While cholesterol is easily synthesised by humans, its presence in the blood is equally equated with bad! Low cholesterol and low synthesis of vitamin D are plain to see and taking drugs interfering with cholesterol metabolism – or eating cholesterol lowering food (more fibre please!) – might influence vitamin D synthesis. These relations are currently contested in heated debates with differing views.

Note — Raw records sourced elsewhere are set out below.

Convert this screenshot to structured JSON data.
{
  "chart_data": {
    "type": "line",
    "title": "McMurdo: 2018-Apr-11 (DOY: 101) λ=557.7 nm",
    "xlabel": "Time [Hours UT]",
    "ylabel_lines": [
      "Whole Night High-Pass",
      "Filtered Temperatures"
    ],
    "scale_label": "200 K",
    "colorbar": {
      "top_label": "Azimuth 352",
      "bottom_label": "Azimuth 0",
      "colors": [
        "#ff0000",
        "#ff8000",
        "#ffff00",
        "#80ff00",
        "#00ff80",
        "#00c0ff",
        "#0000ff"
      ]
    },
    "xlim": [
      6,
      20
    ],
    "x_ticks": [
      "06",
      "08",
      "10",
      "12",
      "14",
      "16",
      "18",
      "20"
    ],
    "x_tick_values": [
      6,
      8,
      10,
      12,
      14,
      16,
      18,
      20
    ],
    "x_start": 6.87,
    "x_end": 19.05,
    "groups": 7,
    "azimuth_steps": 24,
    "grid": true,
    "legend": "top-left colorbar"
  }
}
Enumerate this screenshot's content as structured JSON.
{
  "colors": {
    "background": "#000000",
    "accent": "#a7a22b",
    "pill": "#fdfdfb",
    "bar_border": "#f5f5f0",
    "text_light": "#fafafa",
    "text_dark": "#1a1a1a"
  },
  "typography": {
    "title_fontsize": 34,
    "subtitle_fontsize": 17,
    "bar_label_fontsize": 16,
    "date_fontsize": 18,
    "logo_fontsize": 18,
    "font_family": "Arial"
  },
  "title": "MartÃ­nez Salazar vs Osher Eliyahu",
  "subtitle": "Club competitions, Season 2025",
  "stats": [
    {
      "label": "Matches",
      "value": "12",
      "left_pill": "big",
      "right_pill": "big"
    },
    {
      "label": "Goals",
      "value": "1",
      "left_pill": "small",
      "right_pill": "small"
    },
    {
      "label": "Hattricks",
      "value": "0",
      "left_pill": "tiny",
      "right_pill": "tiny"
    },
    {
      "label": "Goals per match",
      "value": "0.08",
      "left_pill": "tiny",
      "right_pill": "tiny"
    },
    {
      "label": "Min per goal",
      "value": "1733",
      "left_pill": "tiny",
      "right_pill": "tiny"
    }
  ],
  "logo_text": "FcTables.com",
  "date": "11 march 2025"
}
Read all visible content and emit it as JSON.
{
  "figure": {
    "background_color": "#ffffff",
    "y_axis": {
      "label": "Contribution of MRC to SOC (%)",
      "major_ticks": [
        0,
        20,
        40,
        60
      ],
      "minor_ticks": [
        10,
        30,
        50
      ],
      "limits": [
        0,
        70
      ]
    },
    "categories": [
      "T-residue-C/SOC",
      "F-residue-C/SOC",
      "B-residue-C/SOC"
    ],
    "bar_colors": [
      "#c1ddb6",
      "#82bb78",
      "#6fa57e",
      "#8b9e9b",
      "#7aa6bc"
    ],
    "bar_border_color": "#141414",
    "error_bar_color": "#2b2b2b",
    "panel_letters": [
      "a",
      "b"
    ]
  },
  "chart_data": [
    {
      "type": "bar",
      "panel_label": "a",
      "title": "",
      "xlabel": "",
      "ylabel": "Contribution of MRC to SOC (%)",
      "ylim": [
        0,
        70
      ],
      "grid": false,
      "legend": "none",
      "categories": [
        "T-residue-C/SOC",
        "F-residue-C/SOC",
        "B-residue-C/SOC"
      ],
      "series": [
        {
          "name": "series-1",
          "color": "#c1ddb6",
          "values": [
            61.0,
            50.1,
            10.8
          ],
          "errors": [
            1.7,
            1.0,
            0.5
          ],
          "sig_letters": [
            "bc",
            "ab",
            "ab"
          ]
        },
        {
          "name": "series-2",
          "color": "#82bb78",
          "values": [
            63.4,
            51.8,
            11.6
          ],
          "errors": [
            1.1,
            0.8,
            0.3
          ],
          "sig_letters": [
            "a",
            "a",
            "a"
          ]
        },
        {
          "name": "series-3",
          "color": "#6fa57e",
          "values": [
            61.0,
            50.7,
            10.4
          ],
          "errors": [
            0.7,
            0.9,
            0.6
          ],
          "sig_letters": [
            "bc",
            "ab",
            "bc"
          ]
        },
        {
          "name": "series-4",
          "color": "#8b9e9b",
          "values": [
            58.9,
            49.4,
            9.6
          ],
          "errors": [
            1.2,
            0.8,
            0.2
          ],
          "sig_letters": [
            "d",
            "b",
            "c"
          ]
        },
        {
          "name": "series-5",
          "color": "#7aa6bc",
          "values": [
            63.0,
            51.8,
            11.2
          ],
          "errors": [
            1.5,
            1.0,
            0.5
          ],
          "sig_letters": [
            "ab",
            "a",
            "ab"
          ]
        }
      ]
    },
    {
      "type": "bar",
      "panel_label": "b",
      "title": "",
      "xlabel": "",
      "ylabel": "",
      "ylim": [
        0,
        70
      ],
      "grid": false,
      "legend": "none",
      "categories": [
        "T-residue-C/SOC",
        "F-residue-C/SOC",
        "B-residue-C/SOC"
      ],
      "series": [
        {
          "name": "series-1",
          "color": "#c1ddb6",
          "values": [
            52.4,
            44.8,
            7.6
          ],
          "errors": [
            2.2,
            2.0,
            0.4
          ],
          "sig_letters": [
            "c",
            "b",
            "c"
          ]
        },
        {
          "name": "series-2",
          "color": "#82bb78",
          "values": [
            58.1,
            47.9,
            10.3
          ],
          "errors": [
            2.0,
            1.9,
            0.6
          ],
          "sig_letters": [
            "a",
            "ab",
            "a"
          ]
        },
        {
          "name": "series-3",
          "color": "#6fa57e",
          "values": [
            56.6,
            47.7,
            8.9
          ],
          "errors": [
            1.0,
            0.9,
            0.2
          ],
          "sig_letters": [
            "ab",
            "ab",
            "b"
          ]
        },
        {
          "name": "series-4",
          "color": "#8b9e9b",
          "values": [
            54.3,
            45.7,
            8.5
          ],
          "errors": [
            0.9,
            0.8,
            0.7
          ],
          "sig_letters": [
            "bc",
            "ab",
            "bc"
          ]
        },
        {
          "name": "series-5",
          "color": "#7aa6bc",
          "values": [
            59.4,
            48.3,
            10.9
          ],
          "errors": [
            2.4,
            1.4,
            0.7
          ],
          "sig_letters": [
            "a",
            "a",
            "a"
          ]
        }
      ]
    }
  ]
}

If a citizen is obese, and those are said to increase in number and weight:

Andjela T. Drincic: "Volumetric Dilution, Rather Than Sequestration Best Explains the Low Vitamin D Status of Obesity" 2012 https://doi.org/10.1038/oby.2011.404

As one review summarised it:

The definition of vitamin D insufficiency and deficiency, as well as assay methodology for 25-hydroxyvitamin D or 25(OH)D, vary between studies. However, serum 25(OH)D levels below 75 nmol/L are prevalent in every region studied whilst levels below 25 nmol/L are most common in regions such as South Asia and the Middle East. Older age, female sex, higher latitude, winter season, darker skin pigmentation, less sunlight exposure, dietary habits, and absence of vitamin D fortification are the main factors that are significantly associated with lower 25(OH)D levels.
A. Mithal et al.: "Global vitamin D status and determinants of hypovitaminosis D", Osteoporosis International, November 2009, Volume 20, Issue 11, pp 1807–1820.


Closer to the poles people need to have relatively: paler skin, more D in their food, adequate cholesterol levels, and more time in the sun at the right time with enough skin area exposed to meet the estimated demands for vitamin D. During winter it is almost impossible to meet the demand with UVB rays alone.